Gay Banker Wins Cash Row Against Ex-Partner

A gay banker has won his appeal against a decision to award his former partner £1.7m of the couple's wealth.

Peter Lawrence, 47, claimed West End actor Don Gallagher was receiving more than he was entitled to because judges had taken into account a £2.4m London flat he bought before they got together.

The case is believed to be the first involving a civil partners to reach the Court of Appeal .

The men co-habited for 11 years but their civil partnership only lasted eight months and was dissolved in 2009.

A judge later awarded 54-year-old Mr Gallagher the couple's £900,000 Sussex cottage plus a payout of around £800,000 including some of Mr Lawrence's pension - around 45% of the couple's £4m estimated assets.

The court heard the actor - who appeared in musicals including Priscilla Queen of the Desert and Les Miserables as well as episodes of Casualty and Taggart - earned around £100,000.

Mr Lawrence, a high-flying analyst, had a salary of £390,000 from his job with City giant JP Morgan .

Judges heard how Mr Lawrence's flat, near fashionable Borough Market, had risen in value from £650,000 to £2.4m while the couple were together.

Mr Gallagher argued he was entitled to some of the value because he had played the major "home-making role", furnishing, maintaining and redecorating the property.

However, Mr Lawrence's lawyers said the fact he bought it before they became a couple meant it should be excluded from the calculations.
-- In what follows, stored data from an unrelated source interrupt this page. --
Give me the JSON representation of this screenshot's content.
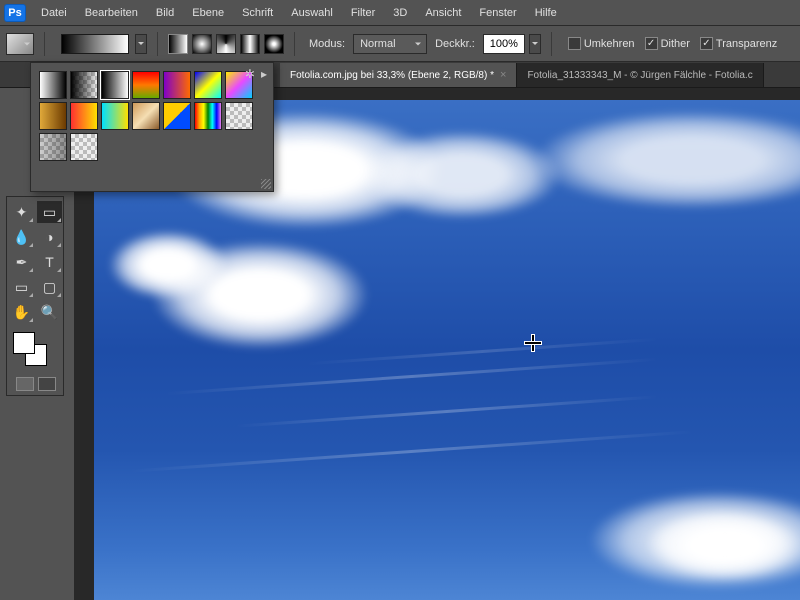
{
  "app": {
    "logo_text": "Ps"
  },
  "menu": [
    "Datei",
    "Bearbeiten",
    "Bild",
    "Ebene",
    "Schrift",
    "Auswahl",
    "Filter",
    "3D",
    "Ansicht",
    "Fenster",
    "Hilfe"
  ],
  "options": {
    "mode_label": "Modus:",
    "mode_value": "Normal",
    "opacity_label": "Deckkr.:",
    "opacity_value": "100%",
    "reverse_label": "Umkehren",
    "reverse_checked": false,
    "dither_label": "Dither",
    "dither_checked": true,
    "transparency_label": "Transparenz",
    "transparency_checked": true
  },
  "tabs": [
    {
      "title": "Fotolia.com.jpg bei 33,3% (Ebene 2, RGB/8) *",
      "active": true
    },
    {
      "title": "Fotolia_31333343_M - © Jürgen Fälchle - Fotolia.c",
      "active": false
    }
  ],
  "gradient_presets": [
    "foreground-to-background",
    "foreground-to-transparent",
    "black-white",
    "red-green",
    "violet-orange",
    "blue-yellow-cyan",
    "yellow-magenta-cyan",
    "copper",
    "red-yellow",
    "cyan-yellow",
    "chrome",
    "blue-yellow-hard",
    "spectrum",
    "transparent-1",
    "neutral-density",
    "transparent-2"
  ],
  "tools_left": [
    "history-brush",
    "gradient",
    "dodge",
    "mixer-brush",
    "blur",
    "sponge",
    "pen",
    "type",
    "path-select",
    "rectangle",
    "hand",
    "zoom"
  ],
  "colors": {
    "foreground": "#ffffff",
    "background": "#ffffff"
  }
}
They argued the couple had a "dual career" relationship.

A panel of three appeal court judges have now ruled in favour of Mr Lawrence and allowed his appeal.

Lord Justice Thorpe said same-sex partnerships enjoy exactly the same rights as straight marriages under the law but said the original financial calculations had followed "too theoretical a map".

The 55%-45% division of assets seemed unfair given the fact Mr Lawrence's flat had soared in value while the couple were together, he said.

"Whether approached on a needs basis or a fair-sharing basis, I would propose a lump sum of £350,000," said the judge.

The Law Commission is currently reviewing legislation on how married couples and civil partners can claim financial support from one another after a divorce or dissolution.

This includes looking at 'non-matrimonial' property which has been acquired before a relationship begins or has been received as a gift or through inheritance. The commission is expected to report back in 2013.

Divorce lawyer Ayesha Vardag commented: "The Court of Appeal's decision in Lawrence v Gallagher makes clear that the same principles for financial division apply to both marriages and civil partnerships.

"The reduction of Mr Gallagher's award was based on correcting the judge's application of the rules on matrimonial property, particularly on how to bring into account the family homes.

"It had nothing to do with any distinction between heterosexual and homosexual partnerships, and indeed makes clear that in this area of law no such distinction would be justified.

"As the court stated, 'The fact that the claim arises from the dissolution of a Civil Partnership rather than a marriage is of little moment.'

"The decision should reassure civil partners that they will be treated identically to married couples by the courts when they divorce."